The teacher can speak with full confidence because he knows nothing. The master either remains silent or, if he speaks, he speaks with a great responsibility, knowing that he is going to make statements which appear to be contradictory, but which are not.
But every teacher wants to be known as a master. For the seeker this creates a problem. Myozen also proclaimed himself a master, but time proved that he was not a master.
In spite of long years of training under Myozen, Dogen still felt unfulfilled. At the age of twenty-three he decided to make the journey to China with Myozen, in order to study Zen Buddhism further. Leaving the ship, Dogen found his way to T’ien-T’ung monastery, where he trained under master Wu-Chi.
Still unsatisfied, for the next several months he visited numerous monasteries. Just as he was about to give up his search and return to Japan, he happened to hear that the former abbot of T’ien-T’ung had died, and that his successor, Ju-Ching, was said to be one of China’s finest Zen masters.
He changed his plan to go back to Japan and went again to the same monastery where he had been.
The old master, who was just a teacher, was dead, and he had been succeeded by Ju-ching – a man who had soared high and touched the peaks of consciousness, who had dived deep and touched the depths of his being, who had moved vertically upwards and downwards, who had traveled through all his conscious territory. This man Ju-ching proved to be a man who answered doubts, settled them, because Dogen was still carrying the same question: that if buddhahood is your nature, then why is any discipline needed?
It was Ju-ching who said, “No discipline is needed. No discipline, nowhere to go, no way to be traveled…just be, silent, settled, at the very center of your being, and you are a buddha. You are missing it because you are looking and trying everywhere else except within you. You will never find your buddhahood by changing this monastery for another monastery, this master for another master. Go in!”
Ju-ching is known as one of the finest masters, a very fine sword that cuts things immediately. His presence, his fragrance, his grace…Dogen remained with him, never asking a question, just drinking the very presence of the master, the very atmosphere, the very climate – getting drowned.
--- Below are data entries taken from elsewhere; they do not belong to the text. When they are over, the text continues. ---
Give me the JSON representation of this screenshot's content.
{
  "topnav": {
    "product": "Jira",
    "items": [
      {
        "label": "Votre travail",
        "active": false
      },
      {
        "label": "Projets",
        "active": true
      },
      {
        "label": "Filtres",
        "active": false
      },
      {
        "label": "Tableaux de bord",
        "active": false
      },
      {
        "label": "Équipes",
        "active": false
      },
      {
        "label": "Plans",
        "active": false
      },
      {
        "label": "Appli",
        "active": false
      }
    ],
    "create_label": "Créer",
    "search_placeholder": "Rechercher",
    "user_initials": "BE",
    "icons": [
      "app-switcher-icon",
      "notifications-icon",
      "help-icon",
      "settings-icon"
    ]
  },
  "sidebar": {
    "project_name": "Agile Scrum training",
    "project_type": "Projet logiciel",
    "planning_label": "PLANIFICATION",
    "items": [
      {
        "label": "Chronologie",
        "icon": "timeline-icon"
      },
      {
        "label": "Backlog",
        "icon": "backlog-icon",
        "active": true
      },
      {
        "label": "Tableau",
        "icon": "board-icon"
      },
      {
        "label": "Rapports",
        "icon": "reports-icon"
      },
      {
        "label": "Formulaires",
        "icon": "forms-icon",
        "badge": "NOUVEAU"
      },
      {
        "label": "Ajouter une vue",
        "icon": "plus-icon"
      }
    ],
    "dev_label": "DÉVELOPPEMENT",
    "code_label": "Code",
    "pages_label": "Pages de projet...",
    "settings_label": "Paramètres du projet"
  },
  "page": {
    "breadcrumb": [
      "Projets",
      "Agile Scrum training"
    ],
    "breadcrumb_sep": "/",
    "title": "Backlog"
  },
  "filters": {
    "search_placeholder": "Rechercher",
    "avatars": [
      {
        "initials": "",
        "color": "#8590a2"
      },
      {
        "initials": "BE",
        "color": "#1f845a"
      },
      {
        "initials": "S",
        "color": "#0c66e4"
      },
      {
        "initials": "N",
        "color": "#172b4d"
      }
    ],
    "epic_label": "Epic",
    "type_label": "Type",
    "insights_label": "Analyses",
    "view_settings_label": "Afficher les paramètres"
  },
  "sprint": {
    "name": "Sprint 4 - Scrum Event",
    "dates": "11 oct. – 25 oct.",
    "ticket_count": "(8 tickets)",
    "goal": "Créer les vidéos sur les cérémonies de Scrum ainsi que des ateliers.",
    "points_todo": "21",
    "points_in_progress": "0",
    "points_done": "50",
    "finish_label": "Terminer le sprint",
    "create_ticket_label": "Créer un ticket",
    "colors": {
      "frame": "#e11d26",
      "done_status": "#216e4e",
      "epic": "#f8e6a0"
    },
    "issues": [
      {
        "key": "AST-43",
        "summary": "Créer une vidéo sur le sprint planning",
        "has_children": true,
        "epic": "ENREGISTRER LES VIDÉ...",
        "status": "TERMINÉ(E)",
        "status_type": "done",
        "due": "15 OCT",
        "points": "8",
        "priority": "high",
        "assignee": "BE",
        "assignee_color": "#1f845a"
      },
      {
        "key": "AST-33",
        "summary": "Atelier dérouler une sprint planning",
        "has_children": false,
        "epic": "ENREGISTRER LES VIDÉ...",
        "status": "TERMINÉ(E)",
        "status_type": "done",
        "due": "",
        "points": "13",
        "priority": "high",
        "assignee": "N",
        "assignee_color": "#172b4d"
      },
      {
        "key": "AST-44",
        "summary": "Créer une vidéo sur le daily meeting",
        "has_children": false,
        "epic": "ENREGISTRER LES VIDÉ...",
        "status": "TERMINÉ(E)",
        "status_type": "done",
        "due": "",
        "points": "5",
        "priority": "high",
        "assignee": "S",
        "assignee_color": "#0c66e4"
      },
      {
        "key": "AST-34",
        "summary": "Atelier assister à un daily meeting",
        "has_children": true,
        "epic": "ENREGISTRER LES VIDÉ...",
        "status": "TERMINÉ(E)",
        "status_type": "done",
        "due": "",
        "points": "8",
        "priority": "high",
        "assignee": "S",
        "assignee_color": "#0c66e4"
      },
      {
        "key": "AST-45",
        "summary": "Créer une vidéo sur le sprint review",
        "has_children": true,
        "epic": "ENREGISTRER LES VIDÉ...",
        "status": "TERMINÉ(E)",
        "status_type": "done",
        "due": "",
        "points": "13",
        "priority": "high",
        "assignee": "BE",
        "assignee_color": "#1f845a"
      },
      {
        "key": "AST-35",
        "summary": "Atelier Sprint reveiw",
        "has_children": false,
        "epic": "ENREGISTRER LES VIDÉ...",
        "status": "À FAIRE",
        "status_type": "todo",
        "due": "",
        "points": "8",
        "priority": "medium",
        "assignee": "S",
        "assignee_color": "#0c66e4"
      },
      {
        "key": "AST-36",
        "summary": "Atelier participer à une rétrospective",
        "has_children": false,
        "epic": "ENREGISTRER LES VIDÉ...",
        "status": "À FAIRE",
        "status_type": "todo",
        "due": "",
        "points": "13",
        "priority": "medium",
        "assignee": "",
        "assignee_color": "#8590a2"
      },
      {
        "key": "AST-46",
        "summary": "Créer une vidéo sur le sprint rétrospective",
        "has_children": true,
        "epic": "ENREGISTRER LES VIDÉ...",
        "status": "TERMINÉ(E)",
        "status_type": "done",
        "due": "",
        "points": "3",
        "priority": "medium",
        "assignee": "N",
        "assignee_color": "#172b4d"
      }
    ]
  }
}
And a moment always comes…An ancient Tibetan proverb says, “If the disciple is ready, the master appears.” The whole question is of the disciple being ready. But the disciple can be ready only if he comes across a man of consciousness – not a man only of words, but a man of the experience – who has been to the highest peaks, to the lowest depths. And just being close to him one can feel the vibe, the coolness.